Note that the login nodes differ. Phase 1 uses GH200 hardware identical to the compute nodes. On phase 2, the login nodes use Grace CPUs with no GPU, so care may be needed when building software. Specific guidance will be provided in due course.

Can I start a Jupyter notebook session on a compute node?

Yes, you can follow the Jupyter Notebooks guide, but a few small changes are required.
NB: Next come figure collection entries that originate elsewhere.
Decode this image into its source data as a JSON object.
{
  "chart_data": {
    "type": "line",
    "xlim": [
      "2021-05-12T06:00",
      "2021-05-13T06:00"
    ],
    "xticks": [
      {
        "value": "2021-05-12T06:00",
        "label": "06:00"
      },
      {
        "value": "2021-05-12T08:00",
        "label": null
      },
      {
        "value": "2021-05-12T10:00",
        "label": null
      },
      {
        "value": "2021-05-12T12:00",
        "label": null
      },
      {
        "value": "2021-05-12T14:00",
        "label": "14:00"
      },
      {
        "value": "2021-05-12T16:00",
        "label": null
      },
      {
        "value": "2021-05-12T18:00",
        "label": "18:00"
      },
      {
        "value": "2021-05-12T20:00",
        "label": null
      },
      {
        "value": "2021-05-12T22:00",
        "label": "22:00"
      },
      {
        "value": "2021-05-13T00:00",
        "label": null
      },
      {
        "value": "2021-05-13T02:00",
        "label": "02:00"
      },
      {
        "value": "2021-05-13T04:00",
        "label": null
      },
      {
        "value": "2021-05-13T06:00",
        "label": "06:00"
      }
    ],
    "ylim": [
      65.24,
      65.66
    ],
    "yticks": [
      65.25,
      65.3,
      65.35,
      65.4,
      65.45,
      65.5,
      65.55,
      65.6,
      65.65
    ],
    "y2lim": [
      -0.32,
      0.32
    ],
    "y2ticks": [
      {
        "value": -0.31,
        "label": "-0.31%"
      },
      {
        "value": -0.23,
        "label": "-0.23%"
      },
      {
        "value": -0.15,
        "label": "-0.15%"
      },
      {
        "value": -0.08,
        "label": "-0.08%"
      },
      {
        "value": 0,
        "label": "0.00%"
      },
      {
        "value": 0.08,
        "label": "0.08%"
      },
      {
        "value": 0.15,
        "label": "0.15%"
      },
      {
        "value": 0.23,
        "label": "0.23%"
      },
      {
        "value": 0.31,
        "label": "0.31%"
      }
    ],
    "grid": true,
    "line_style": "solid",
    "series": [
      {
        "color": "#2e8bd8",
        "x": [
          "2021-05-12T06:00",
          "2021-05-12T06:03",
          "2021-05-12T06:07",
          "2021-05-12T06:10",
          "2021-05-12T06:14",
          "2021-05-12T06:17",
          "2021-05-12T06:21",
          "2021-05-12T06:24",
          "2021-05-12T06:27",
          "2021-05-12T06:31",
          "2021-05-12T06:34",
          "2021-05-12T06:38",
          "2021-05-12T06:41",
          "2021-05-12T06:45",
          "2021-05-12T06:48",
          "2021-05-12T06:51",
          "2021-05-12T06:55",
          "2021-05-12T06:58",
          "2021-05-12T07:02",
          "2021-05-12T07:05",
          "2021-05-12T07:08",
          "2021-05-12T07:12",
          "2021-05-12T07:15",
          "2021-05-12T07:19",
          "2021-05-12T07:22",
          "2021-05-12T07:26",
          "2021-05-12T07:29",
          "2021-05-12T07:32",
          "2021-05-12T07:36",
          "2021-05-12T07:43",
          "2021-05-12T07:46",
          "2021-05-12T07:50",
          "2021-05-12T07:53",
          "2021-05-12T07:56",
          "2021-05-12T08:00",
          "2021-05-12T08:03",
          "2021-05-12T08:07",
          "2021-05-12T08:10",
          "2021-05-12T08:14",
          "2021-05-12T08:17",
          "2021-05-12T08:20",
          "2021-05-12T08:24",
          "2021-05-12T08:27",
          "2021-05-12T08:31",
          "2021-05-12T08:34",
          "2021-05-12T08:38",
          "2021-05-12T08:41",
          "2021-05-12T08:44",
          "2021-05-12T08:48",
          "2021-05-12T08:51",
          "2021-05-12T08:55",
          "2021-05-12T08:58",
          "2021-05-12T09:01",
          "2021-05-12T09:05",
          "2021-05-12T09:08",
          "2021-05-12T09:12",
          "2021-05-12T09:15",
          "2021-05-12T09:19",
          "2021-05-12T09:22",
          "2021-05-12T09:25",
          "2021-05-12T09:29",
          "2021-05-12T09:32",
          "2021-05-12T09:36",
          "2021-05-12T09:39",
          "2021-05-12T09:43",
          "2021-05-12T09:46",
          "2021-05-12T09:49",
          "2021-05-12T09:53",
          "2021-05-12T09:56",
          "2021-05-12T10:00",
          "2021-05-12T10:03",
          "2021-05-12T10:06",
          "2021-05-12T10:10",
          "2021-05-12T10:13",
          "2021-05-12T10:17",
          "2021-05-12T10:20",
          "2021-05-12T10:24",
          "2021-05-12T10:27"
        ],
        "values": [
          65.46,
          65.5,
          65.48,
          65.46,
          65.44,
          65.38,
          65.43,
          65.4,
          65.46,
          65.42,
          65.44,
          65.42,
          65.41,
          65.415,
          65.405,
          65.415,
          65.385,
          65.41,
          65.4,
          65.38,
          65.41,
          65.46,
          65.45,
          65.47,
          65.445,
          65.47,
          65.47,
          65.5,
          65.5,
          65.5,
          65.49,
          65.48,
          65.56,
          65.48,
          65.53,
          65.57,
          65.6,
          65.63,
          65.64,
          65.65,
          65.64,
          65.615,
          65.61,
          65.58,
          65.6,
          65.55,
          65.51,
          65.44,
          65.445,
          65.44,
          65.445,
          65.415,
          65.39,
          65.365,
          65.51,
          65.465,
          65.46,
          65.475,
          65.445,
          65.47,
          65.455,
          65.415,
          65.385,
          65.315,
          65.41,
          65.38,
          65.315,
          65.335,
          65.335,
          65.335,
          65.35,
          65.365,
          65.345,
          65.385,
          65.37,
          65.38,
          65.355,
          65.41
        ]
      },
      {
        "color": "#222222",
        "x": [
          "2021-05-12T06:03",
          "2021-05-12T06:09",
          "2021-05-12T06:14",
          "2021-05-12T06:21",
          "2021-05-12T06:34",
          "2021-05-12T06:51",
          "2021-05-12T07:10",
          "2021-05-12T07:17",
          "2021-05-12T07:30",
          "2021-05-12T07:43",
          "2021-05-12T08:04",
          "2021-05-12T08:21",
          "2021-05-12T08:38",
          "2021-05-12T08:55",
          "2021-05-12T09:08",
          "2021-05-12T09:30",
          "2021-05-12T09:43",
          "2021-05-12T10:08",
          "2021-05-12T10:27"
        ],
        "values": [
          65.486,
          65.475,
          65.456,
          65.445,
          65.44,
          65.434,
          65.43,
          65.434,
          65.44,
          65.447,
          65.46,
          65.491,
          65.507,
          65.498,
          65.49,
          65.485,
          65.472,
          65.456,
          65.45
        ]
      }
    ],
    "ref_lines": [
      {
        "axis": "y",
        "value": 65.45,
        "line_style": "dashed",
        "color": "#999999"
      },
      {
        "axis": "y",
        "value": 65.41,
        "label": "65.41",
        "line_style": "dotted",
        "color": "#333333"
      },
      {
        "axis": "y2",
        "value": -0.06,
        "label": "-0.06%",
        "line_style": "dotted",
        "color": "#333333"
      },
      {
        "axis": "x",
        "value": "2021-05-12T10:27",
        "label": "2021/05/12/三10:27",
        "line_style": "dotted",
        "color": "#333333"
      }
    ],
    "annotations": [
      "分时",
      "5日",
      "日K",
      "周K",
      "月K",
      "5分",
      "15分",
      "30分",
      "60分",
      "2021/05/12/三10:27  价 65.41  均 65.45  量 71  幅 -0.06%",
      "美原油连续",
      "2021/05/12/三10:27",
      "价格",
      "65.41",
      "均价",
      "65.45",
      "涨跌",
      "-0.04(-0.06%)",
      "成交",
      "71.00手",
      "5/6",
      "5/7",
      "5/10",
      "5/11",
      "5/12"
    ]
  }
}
  1. Use the following submission script which employs an alternative method to obtain the compute node's HSN IP address:

    #!/bin/bash
    #SBATCH --job-name=jupyter_user_session
    #SBATCH --gpus=1  # this also allocates 72 CPU cores and 115GB memory
    #SBATCH --time=01:00:00
    
    source ~/miniforge3/bin/activate jupyter-user-env
    
    # Add pre-installed kernelspecs to the Jupyter data search path
    export JUPYTER_PATH="/tools/brics/jupyter/jupyter_data${JUPYTER_PATH:+:}${JUPYTER_PATH:-}"
    
    LISTEN_IP="$(ip -o -4 addr list hsn0 | sed -E 's/^.*inet (([0-9]{1,3}\.){3}[0-9]{1,3}).*$/\1/')"
    LISTEN_PORT=8888
    
    set -o xtrace
    jupyter lab --no-browser --ip="${LISTEN_IP}" --port="${LISTEN_PORT}"
    
  2. When setting up an SSH tunnel from your computer, use a host name like <PROJECT>.aip2.isambard.

Is JupyterHub available?

No, we have not yet completed the required technical work for this. Please continue to use Isambard-AI Phase 1.

How do I get NCCL?

Previous advice regarding the need to run module use no longer applies. Simply run:

$ module load brics/nccl
$ module load brics/aws-ofi-nccl

The documentation isn’t quite correct?

The User Experience team are in the process of updating the documentation to reflect the addition of AIP2, whist onboarding of users is running in parallel. If you notice a correction/clarification you think would be helpful, please let us know via a helpdesk ticket (preferred) or email.